Он гневно перебил меня:
— А мне, представьте, нисколько не стыдно! — на меня в упор, не мигая, глядели возмущенные и ненавидящие глаза. — Да, я не работаю дома и работать не буду! Не собираюсь!!
?
—Вы не имеете право меня упрекать! Что вы знаете обо мне? Знаете, что ли, как я живу? — он еле сдерживался, чтобы не закричать.
— Я работаю в этом театре восемнадцать лет, мне тридцать девять, а я получаю восемьдесят рэ в месяц. Всего восемьдесят! Это курам на смех. А у меня на шее двое детей, жена не работает... и больная теща! — Он перешел на визг, тряслись руки, дрожали губы, приближалась истерика.
— Как я живу?! Как мы живем?! Не знаю, как мы еще живем...
Его партнер, толстый, большой добряк, что-то шептал ему на ухо, обняв сзади и поглаживая друга огромными лапами. Я слышал только "Валя, перестань, Валя, не надо". Но бедный артист не мог успокоиться.
— Вот вы говорите, надо готовиться к репетиции. Думаете, я не знаю этого сам?
Знаю. Представьте себе, знаю. Но когда готовиться? Когда? Вот сейчас кончится ваша репетиция и я побегу на другую, на телевизионную халтуру. А что мне делать? Все-таки лишняя тридцатка. В Останкино еду на общественном транспорте, с пересадками. На такси денег в нашем семействе нет! Вечером обратно на спектакль. И тоже нельзя опоздать и, значит, тоже бегом. Если свободен от вечернего спектакля, бегу на драмкружок — лишних полсотни. Драмкружок у меня в городе Дмитрове. В Москве все расхватано заслуженными артистами, и нам, простым смертным, остается только Дмитров.
Или Можайск. Три часа туда и три часа обратно. Возвращаешься часа в три ночи — на последней электричке. Транспорт уже не ходит — значит пешком домой с Савеловского вокзала, через всю Москву пешком! А утром снова сюда, на репетицию, к вам, — и он как-то странно хмыкнул — это было что-то двусмысленное, глубоко двусмысленное: то ли привычно спрятанное рыдание, то ли неумело задержанный смешок.
Я был потрясен.

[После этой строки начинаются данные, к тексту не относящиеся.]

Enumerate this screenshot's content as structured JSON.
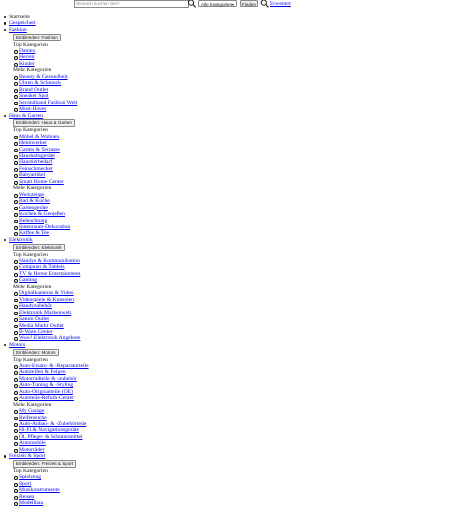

Я не мог вымолвить ни слова. Может быть, даже побледнел немного. Помреж впоследствии говорила мне: "стоите белый, как стена". Толстяк стал меня успокаивать:
— Да не обращайте вы на него внимания. С катушек слетел. Со всяким ведь может случиться. Он будет готовиться, ручаюсь — будет. Текст в электричке гад будет учить.
Будешь ведь, Валя?
Меня хватило на то, чтобы прекратить репетицию и отпустить их на сегодня по домам.
Потом стояли на лестничной площадке.
Я закурил.
Друзья-артисты, оба некурящие, тоже взяли у меня по беломорине и как-то неумело, по-актерски неестественно и картинно, пускали дым со мной за компанию.
Молчание опасно затягивалось, и, смущенный тем, что я так сильно расстроен из-за него, виновник происшествия сочувственно пожалел меня:
— Мне бы ваши заботы, господин учитель!
И вдруг затрясся со страшной силой.
Я в недоумении повернул к нему голову и увидел — он внутренне смеется, беззвучно хохочет, сдерживаясь из последних сил. Они понимающе переглянулись и начали ржать вслух — неостановимо, неудержимо, до слез. Они корчились в судорогах неуместного по их мнению веселья, но ничего с собой поделать не могли и только жестами пытались извиниться за свое игривое настроение.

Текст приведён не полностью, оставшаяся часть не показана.